Wasserman Schultz said she would need to look at the letter and the legislation before committing to back them. She did express concerns, however, with imposing broader economic sanctions on Venezuela.
Wasserman Schultz said opposition leaders indicated broad sanctions could help Venezuelan President Nicolás Maduro claim the U.S. is trying to undermine his country and effect a coup. She also pointed out that some Venezuelan officials are already subject to individual sanctions.
Though overshadowed globally by the Russian invasion of Ukrainian-held Crimea, the protests and suppression in Venezuela have had an impact on Florida, home to at least 117,000 Venezuelans, according to the 2012 Census. More than three-quarters of them live in South Florida.
Wasserman Schultz lives in Weston, which has the second-highest concentration of Venezuelan residents behind Doral, represented by Republican Mario Diaz-Balart. Ros-Lehtinen’s and Garcia’s districts also have sizable numbers of Venezuelan residents.
Wasserman Schultz, Garcia and Diaz-Balart supported Ros-Lehtinen’s other resolution, introduced last week in the House, that condemns the violence in Venezuela and calls for more Democracy there.
But despite the broad bipartisan accord over Venezuela, the parties and politicians are still getting their partisan digs in.
Wasserman Schultz singled out Miami-Dade’s Republican Party for sending out an email last week that claimed Garcia was “nowhere to be found” over the issue of Venezuela.
“At a certain point, party politics needs to be set aside,” Wasserman Schultz said.
But Wasserman Schultz’s news conference featured Garcia and Miami-Dade’s Democratic chairwoman, Annette Taddeo-Goldstein, and no Republicans. Wasserman Schultz also made sure to mention GOP’s role in blocking immigration reform.
“The deep concern, particularly around immigration issues in Venezuela,” Wasserman Schultz said, “is that because comprehensive immigration reform unfortunately has been stalled by the Republicans, we want to make sure that the Obama administration is able to have all the information they need to use the tools the president has at his disposal.”
She pointed out that the president said at his State of the Union speech that he would use executive actions where he could and where Congress failed to act.
Said Garcia: “With the stalled immigration talks, there is a central issue in the Venezuelan community: People are under deportation orders that are deferred, asylum claims that are not being granted, work visas to businesses that the Venezuelan government has either bankrupted or confiscated. And so we need clarification.”
On Friday, Rubio said at an event in Doral that Venezuelans pleading asylum now have more grounds to do so.
Gov. Rick Scott, who joined him, was more measured in his remarks, saying “We have a system for asylum in our country.
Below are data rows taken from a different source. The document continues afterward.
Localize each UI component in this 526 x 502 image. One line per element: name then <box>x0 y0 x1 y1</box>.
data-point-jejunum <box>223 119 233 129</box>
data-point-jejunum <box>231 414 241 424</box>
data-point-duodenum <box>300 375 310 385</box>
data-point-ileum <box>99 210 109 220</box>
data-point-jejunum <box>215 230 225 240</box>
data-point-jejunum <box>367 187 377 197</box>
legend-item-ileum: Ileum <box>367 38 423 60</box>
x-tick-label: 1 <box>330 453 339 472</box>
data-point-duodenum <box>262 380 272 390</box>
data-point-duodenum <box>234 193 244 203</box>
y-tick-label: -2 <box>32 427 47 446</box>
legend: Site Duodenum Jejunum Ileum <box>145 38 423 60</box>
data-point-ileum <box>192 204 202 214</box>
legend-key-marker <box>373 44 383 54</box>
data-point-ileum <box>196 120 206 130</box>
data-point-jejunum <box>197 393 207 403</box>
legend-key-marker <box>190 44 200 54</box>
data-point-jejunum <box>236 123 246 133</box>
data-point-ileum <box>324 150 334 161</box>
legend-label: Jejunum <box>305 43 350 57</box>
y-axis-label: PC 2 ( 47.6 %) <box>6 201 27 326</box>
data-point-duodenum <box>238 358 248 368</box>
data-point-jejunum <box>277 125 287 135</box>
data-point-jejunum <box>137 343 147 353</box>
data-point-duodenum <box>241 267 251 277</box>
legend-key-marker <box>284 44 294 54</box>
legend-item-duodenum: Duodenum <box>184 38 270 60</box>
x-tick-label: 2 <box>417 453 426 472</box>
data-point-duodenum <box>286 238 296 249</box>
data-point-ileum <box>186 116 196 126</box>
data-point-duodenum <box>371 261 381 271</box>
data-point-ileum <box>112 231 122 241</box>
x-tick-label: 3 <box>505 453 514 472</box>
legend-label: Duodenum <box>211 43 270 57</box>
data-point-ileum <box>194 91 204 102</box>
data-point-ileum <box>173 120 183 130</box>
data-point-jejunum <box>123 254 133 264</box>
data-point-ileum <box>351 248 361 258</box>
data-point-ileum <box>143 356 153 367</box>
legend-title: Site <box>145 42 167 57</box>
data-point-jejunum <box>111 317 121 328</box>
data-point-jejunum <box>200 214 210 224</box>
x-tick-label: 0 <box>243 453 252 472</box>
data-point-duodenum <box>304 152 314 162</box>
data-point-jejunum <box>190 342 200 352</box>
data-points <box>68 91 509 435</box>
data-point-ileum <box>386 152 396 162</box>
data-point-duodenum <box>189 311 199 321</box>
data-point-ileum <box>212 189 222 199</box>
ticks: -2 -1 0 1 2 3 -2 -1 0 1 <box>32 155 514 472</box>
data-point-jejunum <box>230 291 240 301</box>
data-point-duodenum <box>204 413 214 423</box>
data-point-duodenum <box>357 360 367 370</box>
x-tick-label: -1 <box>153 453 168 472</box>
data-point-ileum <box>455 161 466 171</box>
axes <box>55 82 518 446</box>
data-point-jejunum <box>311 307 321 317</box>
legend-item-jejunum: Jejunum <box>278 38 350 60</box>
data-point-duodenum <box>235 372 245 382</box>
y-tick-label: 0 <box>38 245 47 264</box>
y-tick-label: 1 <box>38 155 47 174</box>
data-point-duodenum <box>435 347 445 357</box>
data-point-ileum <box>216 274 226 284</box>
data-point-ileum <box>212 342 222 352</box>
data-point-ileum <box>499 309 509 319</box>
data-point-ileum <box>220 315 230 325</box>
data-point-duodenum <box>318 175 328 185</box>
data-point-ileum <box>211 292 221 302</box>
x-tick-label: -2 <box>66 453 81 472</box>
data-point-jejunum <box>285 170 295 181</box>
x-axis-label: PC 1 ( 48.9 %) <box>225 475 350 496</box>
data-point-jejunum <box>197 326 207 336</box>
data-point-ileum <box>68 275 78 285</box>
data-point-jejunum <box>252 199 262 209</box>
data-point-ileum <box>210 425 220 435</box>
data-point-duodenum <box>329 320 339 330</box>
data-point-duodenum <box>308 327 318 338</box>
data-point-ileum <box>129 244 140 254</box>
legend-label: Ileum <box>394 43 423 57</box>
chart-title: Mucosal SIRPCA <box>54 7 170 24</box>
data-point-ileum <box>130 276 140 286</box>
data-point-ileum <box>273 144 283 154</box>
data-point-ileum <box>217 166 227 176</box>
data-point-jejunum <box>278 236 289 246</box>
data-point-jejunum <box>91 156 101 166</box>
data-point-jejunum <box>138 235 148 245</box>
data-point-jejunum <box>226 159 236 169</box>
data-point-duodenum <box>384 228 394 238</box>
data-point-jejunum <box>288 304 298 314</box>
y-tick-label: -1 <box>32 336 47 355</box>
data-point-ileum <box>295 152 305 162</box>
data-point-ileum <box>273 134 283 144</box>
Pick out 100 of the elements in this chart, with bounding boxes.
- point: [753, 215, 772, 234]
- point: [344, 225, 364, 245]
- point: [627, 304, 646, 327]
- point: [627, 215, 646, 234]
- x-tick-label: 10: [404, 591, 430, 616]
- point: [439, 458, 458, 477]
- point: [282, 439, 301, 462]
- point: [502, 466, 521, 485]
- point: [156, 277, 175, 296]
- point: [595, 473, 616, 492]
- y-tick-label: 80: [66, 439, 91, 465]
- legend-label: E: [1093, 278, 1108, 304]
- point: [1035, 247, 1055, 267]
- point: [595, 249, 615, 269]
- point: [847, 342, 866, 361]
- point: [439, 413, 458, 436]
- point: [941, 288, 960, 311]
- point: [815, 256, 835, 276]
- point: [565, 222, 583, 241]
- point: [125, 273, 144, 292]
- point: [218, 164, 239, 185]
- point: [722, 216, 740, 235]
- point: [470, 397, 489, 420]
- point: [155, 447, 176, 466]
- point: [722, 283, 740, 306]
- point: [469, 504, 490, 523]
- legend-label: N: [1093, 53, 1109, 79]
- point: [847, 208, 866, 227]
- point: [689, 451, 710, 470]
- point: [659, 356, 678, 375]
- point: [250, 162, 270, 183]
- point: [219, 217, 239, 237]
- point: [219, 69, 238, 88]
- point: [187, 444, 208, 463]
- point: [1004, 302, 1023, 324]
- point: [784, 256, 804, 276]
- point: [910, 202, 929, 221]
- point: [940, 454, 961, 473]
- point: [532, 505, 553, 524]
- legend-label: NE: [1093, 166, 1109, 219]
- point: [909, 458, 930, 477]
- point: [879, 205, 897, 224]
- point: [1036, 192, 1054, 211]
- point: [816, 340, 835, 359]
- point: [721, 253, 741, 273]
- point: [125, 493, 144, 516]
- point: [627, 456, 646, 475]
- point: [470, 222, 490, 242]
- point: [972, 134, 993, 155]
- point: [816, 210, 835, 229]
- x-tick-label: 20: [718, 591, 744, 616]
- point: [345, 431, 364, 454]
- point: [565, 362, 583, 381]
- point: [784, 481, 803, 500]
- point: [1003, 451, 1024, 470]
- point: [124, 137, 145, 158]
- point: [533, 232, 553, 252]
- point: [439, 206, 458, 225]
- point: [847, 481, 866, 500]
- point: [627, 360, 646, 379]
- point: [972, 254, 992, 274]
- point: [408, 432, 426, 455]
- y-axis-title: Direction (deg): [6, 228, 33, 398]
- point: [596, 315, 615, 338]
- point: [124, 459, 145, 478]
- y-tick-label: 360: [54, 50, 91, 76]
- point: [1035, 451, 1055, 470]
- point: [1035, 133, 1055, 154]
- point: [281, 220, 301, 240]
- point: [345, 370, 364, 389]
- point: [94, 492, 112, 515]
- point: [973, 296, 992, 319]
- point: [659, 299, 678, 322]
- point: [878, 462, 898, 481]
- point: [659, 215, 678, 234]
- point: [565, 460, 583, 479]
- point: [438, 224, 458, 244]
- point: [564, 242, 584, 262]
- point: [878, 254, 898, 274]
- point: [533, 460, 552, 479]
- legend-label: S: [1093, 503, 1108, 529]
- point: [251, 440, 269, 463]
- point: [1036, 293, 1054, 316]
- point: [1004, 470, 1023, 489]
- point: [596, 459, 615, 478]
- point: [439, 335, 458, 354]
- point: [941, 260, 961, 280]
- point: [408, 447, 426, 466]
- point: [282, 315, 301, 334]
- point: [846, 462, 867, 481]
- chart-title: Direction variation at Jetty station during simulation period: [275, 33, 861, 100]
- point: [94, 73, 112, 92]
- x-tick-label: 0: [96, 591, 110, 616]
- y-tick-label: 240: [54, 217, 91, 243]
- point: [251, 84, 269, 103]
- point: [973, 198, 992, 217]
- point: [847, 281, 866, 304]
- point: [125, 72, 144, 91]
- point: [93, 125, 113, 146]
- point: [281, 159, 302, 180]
The president’s got to follow that and look at every individual case.”
Scott, though, blasted Obama for not doing enough. The governor said he asked the president at a governor’s meeting four days earlier to consider sanctions, but Obama hadn’t spoken up.
Asked about Scott’s comments, Garcia said they’re to be disregarded because the governor has no real role in foreign affairs, similar to a “dog-catcher in Broward.”
“I’m sure they think their views are important someplace,” Garcia said. “I don’t think they are really important to what’s going on.”